Milashina has spent years investigating alleged human rights abuses in Chechnya, including what she called the mass arrest and torture of gay men in the region, and had already received many threats, including her life.
Her employer evacuated her from Russia last year after Kadyrov described her as a terrorist in a social media post and she was attacked in Chechnya in 2020.
Kadyrov denies the rights violations, saying such allegations are fabricated by evildoers seeking to discredit Chechnya and its authorities.
Rights group ‘Squad Against Torture’ said Nemov, the lawyer accompanying her, had been stabbed in the leg and quoted him for saying the masked attackers used three cars to block the vehicle on which he and Milashina travelled.

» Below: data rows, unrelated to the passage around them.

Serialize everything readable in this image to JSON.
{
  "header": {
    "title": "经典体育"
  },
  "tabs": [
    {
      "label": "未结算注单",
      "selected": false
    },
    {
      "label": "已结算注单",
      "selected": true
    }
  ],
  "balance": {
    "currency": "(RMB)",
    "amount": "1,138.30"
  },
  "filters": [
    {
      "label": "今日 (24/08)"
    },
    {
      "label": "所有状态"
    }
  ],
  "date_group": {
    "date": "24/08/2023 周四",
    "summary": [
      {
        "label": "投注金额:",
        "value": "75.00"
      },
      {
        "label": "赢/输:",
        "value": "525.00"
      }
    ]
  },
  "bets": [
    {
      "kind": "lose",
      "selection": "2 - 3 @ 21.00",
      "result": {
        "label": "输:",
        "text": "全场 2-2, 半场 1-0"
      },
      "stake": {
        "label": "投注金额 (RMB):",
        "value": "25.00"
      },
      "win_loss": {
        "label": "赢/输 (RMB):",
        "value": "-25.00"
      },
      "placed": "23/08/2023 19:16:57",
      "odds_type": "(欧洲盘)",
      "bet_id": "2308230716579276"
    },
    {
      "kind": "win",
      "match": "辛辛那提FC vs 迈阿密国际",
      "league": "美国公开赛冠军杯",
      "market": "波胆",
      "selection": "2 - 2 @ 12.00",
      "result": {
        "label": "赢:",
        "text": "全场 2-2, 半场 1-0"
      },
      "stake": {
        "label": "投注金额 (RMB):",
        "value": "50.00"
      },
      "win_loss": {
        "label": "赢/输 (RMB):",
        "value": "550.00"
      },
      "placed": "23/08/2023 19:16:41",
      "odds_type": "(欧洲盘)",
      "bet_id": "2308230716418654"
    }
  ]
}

Milashina and Nemov, both accused of suffering multiple fractures in the attack, were in Chechnya to cover the conviction of Zarema Musayeva, a Chechen woman accused of assaulting a policeman and fraud – charges she denied – in a case that critics they saw as revenge against her children and husband who were considered disloyal by Kadyrov and fled the country.
A Chechen court on Tuesday found Musayeva guilty and sentenced her to five and a half years in a penal colony.
A Russian court last year stripped Novaya Gazeta, led by Nobel peace laureate Dmitry Muratov, of its media license, a move Muratov said was politically motivated.